Al enseñar las prácticas de compasión, a veces les pido a los estudiantes que traigan a la mente a alguien a quien ven regularmente pero que no están personalmente involucrados. Luego los invito a considerar: "¿Qué necesita él o ella?" "¿Qué temería esta persona?" "¿Cómo es la vida de esta persona?"

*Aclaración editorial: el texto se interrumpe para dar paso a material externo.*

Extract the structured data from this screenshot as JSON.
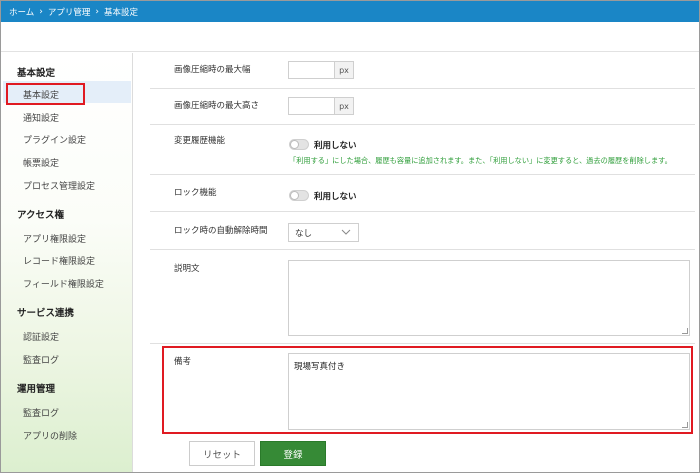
{
  "breadcrumb": [
    "ホーム",
    "アプリ管理",
    "基本設定"
  ],
  "breadcrumb_separator": "›",
  "sidebar": {
    "sections": [
      {
        "title": "基本設定",
        "items": [
          "基本設定",
          "通知設定",
          "プラグイン設定",
          "帳票設定",
          "プロセス管理設定"
        ]
      },
      {
        "title": "アクセス権",
        "items": [
          "アプリ権限設定",
          "レコード権限設定",
          "フィールド権限設定"
        ]
      },
      {
        "title": "サービス連携",
        "items": [
          "認証設定",
          "監査ログ"
        ]
      },
      {
        "title": "運用管理",
        "items": [
          "監査ログ",
          "アプリの削除"
        ]
      }
    ],
    "active_item": "基本設定"
  },
  "form": {
    "max_width_label": "画像圧縮時の最大幅",
    "max_width_value": "",
    "max_height_label": "画像圧縮時の最大高さ",
    "max_height_value": "",
    "unit": "px",
    "history_label": "変更履歴機能",
    "history_toggle_text": "利用しない",
    "history_note": "「利用する」にした場合、履歴も容量に追加されます。また、「利用しない」に変更すると、過去の履歴を削除します。",
    "lock_label": "ロック機能",
    "lock_toggle_text": "利用しない",
    "auto_unlock_label": "ロック時の自動解除時間",
    "auto_unlock_value": "なし",
    "description_label": "説明文",
    "description_value": "",
    "remarks_label": "備考",
    "remarks_value": "現場写真付き"
  },
  "buttons": {
    "reset": "リセット",
    "save": "登録"
  },
  "colors": {
    "header": "#1a86c6",
    "highlight": "#e01a22",
    "save_button": "#368a36",
    "note_text": "#2f9e3a"
  }
}
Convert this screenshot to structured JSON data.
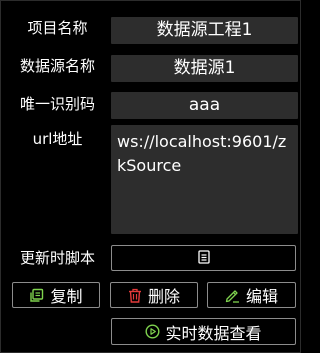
{
  "form": {
    "project_name_label": "项目名称",
    "project_name_value": "数据源工程1",
    "datasource_name_label": "数据源名称",
    "datasource_name_value": "数据源1",
    "unique_id_label": "唯一识别码",
    "unique_id_value": "aaa",
    "url_label": "url地址",
    "url_value": "ws://localhost:9601/zkSource",
    "script_label": "更新时脚本"
  },
  "actions": {
    "copy_label": "复制",
    "delete_label": "删除",
    "edit_label": "编辑",
    "realtime_label": "实时数据查看"
  },
  "icons": {
    "script": "document-icon",
    "copy": "copy-icon",
    "delete": "trash-icon",
    "edit": "pencil-icon",
    "realtime": "play-circle-icon"
  },
  "colors": {
    "background": "#000000",
    "field_background": "#2d2d2d",
    "border": "#8c8c8c",
    "copy_accent": "#7fd34e",
    "delete_accent": "#e53a3a",
    "edit_accent": "#7fd34e",
    "realtime_accent": "#7fd34e"
  }
}
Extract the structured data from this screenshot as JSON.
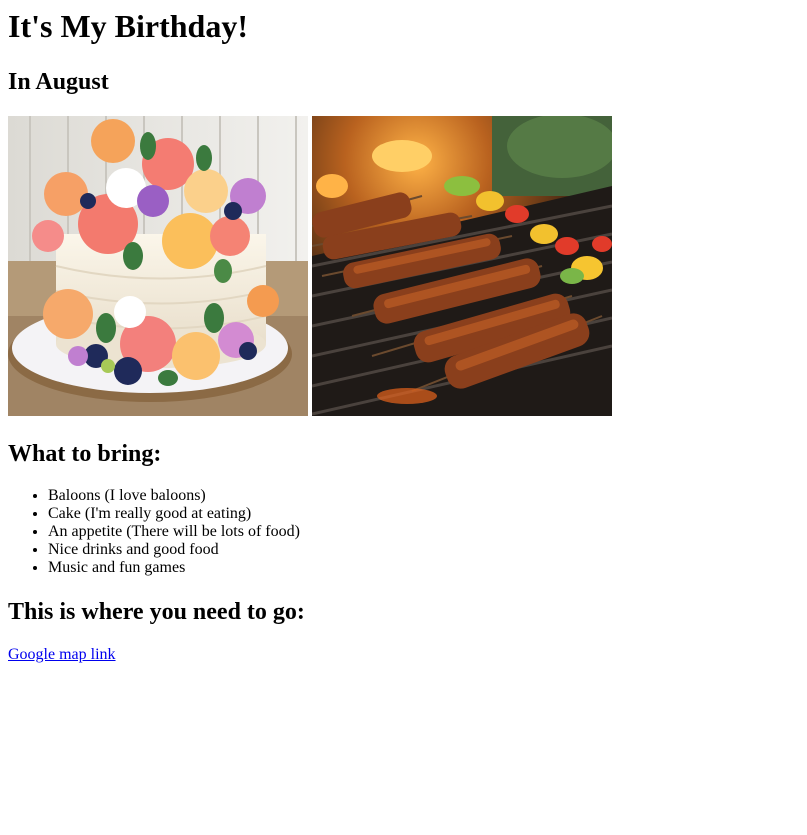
{
  "page": {
    "title": "It's My Birthday!",
    "subtitle": "In August"
  },
  "images": [
    {
      "name": "cake-image",
      "alt": "birthday cake"
    },
    {
      "name": "barbecue-image",
      "alt": "barbecue skewers"
    }
  ],
  "bring": {
    "heading": "What to bring:",
    "items": [
      "Baloons (I love baloons)",
      "Cake (I'm really good at eating)",
      "An appetite (There will be lots of food)",
      "Nice drinks and good food",
      "Music and fun games"
    ]
  },
  "directions": {
    "heading": "This is where you need to go:",
    "link_text": "Google map link"
  },
  "colors": {
    "link": "#0000ee",
    "text": "#000000"
  }
}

Después de una de estas meditaciones, una estudiante se me acercó para informarme que algo maravilloso había sucedido desde que ella comenzó a hacer esta práctica. Al ver a sus colegas en el trabajo, vecinos paseando a sus perros, empleados en las tiendas, ella había estado diciendo en su mente: "Eres real. Tu eres real."

En lugar de ser un telón de fondo para su vida, estaba descubriendo que cobran vida para ella. Notó un brillo de curiosidad en los ojos, una sonrisa generosa, un ansioso rechinar de dientes, una pendiente decepcionada y resignada en los hombros, la tristeza en una mirada abatida. Si se quedaba un momento más, también podía sentir su timidez, su torpeza o su miedo. Ella me dijo: "Cuanto más reales son para mí, más real, cálido y vivo me siento". Siento una cercanía con solo ser humanos juntos. No importa quiénes son … Siento que puedo aceptarlos como parte de mi mundo ".

Cuando nos detenemos a asistir y vemos a los demás como seres reales, descubrimos el vínculo oculto que existe entre todos los seres. En su poema "Amabilidad", Naomi Shihab Nye escribe:

Antes de aprender la tierna gravedad de la bondad

debes viajar donde el indio con un poncho blanco

yace muerto al lado del camino.

Debes ver cómo puedes ser tú,

cómo él también era alguien

quien viajó a través de la noche con planes

y el simple aliento que lo mantuvo vivo.